Association of Cord Plasma Biomarkers of In Utero Acetaminophen Exposure With Risk of Attention-Deficit/Hyperactivity Disorder and Autism Spectrum Disorder in Childhood

Author Affiliations
  • 1Center on the Early Life Origins of Disease, Department of Population, Family and Reproductive Health, Johns Hopkins University Bloomberg School of Public Health, Baltimore, Maryland
  • 2Division of Research, Office of Epidemiology and Research, Maternal and Child Health Bureau, Health Resources and Services Administration, US Department of Health and Human Services, Rockville, Maryland
  • 3Department of Biostatistics, Johns Hopkins University Bloomberg School of Public Health, Baltimore, Maryland
  • 4Department of Computer Science, Johns Hopkins University Whiting School of Engineering, Baltimore, Maryland
  • 5Department of Pediatrics, Boston University School of Medicine and Boston Medical Center, Boston, Massachusetts
  • 6Division of General Pediatrics & Adolescent Medicine, Department of Pediatrics, Johns Hopkins University School of Medicine, Baltimore, Maryland
JAMA Psychiatry. Published online October 30, 2019. doi:https://doi.org/10.1001/jamapsychiatry.2019.3259
Key Points

Question  What is the association between cord plasma biomarkers of in utero acetaminophen exposure and risk of childhood attention-deficit/hyperactivity disorder and autism spectrum disorder?

Findings  In this cohort study of 996 mother-infant dyads from the Boston Birth Cohort, cord plasma biomarkers of fetal exposure to acetaminophen were associated with significantly increased risk of childhood attention-deficit/hyperactivity disorder and autism spectrum disorder.

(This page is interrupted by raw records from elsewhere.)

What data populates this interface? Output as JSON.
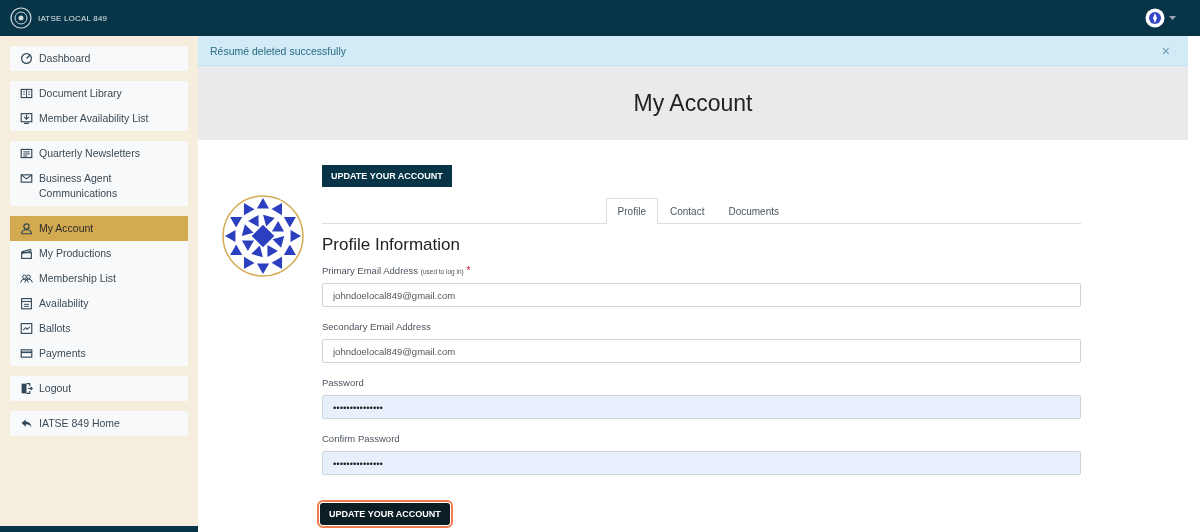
{
  "topbar": {
    "brand": "IATSE LOCAL 849"
  },
  "sidebar": {
    "groups": [
      {
        "items": [
          {
            "label": "Dashboard",
            "selected": false
          }
        ]
      },
      {
        "items": [
          {
            "label": "Document Library",
            "selected": false
          },
          {
            "label": "Member Availability List",
            "selected": false
          }
        ]
      },
      {
        "items": [
          {
            "label": "Quarterly Newsletters",
            "selected": false
          },
          {
            "label": "Business Agent Communications",
            "selected": false
          }
        ]
      },
      {
        "items": [
          {
            "label": "My Account",
            "selected": true
          },
          {
            "label": "My Productions",
            "selected": false
          },
          {
            "label": "Membership List",
            "selected": false
          },
          {
            "label": "Availability",
            "selected": false
          },
          {
            "label": "Ballots",
            "selected": false
          },
          {
            "label": "Payments",
            "selected": false
          }
        ]
      },
      {
        "items": [
          {
            "label": "Logout",
            "selected": false
          }
        ]
      },
      {
        "items": [
          {
            "label": "IATSE 849 Home",
            "selected": false
          }
        ]
      }
    ]
  },
  "alert": {
    "message": "Résumé deleted successfully",
    "close": "×"
  },
  "page_title": "My Account",
  "top_button": {
    "label": "UPDATE YOUR ACCOUNT"
  },
  "tabs": [
    {
      "label": "Profile",
      "selected": true
    },
    {
      "label": "Contact",
      "selected": false
    },
    {
      "label": "Documents",
      "selected": false
    }
  ],
  "section_title": "Profile Information",
  "fields": [
    {
      "label": "Primary Email Address",
      "note": "(used to log in)",
      "required_mark": "*",
      "value": "johndoelocal849@gmail.com",
      "kind": "text"
    },
    {
      "label": "Secondary Email Address",
      "value": "johndoelocal849@gmail.com",
      "kind": "text"
    },
    {
      "label": "Password",
      "value": "•••••••••••••••",
      "kind": "password"
    },
    {
      "label": "Confirm Password",
      "value": "•••••••••••••••",
      "kind": "password"
    }
  ],
  "bottom_button": {
    "label": "UPDATE YOUR ACCOUNT",
    "focused": true
  }
}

Meaning  These findings suggest in utero exposure to acetaminophen is associated with increased risk of attention-deficit/hyperactivity disorder and autism spectrum disorder in children and warrant additional investigations.


Importance  Prior studies have raised concern about maternal acetaminophen use during pregnancy and increased risk of attention-deficit/hyperactivity disorder (ADHD) and autism spectrum disorder (ASD) in their children; however, most studies have relied on maternal self-report.

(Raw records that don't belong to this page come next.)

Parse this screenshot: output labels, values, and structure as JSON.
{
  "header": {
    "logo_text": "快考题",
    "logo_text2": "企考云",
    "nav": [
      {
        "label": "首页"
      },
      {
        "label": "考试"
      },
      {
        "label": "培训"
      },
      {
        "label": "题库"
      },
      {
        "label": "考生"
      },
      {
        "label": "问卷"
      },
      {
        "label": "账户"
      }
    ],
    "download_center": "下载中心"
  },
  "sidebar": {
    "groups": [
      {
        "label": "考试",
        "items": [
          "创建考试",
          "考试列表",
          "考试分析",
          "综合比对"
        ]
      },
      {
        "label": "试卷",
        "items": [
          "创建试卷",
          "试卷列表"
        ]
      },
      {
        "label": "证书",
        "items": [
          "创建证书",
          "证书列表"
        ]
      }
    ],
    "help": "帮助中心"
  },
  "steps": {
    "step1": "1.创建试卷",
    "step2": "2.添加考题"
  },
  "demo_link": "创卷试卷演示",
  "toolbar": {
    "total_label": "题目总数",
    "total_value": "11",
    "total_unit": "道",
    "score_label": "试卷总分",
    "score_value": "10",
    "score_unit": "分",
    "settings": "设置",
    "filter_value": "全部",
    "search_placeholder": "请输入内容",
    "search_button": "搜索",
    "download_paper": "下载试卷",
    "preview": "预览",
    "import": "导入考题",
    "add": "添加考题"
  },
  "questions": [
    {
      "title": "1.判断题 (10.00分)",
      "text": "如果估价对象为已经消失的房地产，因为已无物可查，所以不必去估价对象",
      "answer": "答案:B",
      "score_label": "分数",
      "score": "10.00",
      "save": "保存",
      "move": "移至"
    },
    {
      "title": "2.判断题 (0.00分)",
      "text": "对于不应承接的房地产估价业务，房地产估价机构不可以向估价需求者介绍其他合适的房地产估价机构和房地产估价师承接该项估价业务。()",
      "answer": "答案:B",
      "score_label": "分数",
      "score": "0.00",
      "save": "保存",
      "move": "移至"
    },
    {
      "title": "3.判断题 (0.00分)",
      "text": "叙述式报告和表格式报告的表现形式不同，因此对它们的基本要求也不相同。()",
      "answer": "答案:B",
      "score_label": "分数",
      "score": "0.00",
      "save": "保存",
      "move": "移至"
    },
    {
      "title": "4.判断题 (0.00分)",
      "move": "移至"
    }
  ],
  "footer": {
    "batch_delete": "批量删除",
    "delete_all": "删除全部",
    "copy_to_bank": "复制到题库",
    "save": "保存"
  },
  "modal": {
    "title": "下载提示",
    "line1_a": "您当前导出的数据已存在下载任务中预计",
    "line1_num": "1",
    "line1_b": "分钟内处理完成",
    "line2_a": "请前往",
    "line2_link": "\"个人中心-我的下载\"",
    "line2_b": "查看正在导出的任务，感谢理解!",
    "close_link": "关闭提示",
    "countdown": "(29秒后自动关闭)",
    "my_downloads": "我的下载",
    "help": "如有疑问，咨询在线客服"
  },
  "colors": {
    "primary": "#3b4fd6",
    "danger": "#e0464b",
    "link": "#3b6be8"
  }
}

Objective  To examine the prospective associations between cord plasma acetaminophen metabolites and physician-diagnosed ADHD, ASD, both ADHD and ASD, and developmental disabilities (DDs) in childhood.

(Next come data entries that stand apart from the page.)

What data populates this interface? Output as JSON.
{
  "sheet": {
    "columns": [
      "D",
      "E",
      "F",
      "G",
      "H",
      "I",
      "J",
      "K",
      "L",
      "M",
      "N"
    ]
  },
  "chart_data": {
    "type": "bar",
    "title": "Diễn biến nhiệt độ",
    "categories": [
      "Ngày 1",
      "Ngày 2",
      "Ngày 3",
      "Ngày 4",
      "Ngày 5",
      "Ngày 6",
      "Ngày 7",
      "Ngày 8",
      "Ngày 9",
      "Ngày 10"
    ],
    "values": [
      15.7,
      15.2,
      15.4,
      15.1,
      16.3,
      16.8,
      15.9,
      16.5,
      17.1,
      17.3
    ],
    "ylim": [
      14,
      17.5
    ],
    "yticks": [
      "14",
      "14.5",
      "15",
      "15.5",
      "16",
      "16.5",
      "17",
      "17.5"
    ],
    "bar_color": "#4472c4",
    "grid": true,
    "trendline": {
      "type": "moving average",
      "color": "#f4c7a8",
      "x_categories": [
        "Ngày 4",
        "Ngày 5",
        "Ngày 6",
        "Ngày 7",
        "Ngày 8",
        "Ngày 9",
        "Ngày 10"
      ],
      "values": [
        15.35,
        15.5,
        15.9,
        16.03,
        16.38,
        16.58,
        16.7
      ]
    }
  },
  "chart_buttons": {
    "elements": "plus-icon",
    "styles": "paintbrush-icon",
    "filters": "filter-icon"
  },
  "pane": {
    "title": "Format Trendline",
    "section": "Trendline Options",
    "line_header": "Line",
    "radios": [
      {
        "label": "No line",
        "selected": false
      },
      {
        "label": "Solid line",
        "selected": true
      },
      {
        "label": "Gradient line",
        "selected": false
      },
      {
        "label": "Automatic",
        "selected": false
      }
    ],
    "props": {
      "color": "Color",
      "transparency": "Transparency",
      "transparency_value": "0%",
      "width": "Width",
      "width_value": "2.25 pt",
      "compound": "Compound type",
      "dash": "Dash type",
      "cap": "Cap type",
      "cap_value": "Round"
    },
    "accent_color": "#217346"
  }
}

Design, Setting, and Participants  This prospective cohort study analyzed 996 mother-infant dyads, a subset of the Boston Birth Cohort, who were enrolled at birth and followed up prospectively at the Boston Medical Center from October 1, 1998, to June 30, 2018.

Exposures  Three cord acetaminophen metabolites (unchanged acetaminophen, acetaminophen glucuronide, and 3-[N-acetyl-l-cystein-S-yl]-acetaminophen) were measured in archived cord plasma samples collected at birth.

Main Outcomes and Measures  Physician-diagnosed ADHD, ASD, and other DDs as documented in the child’s medical records.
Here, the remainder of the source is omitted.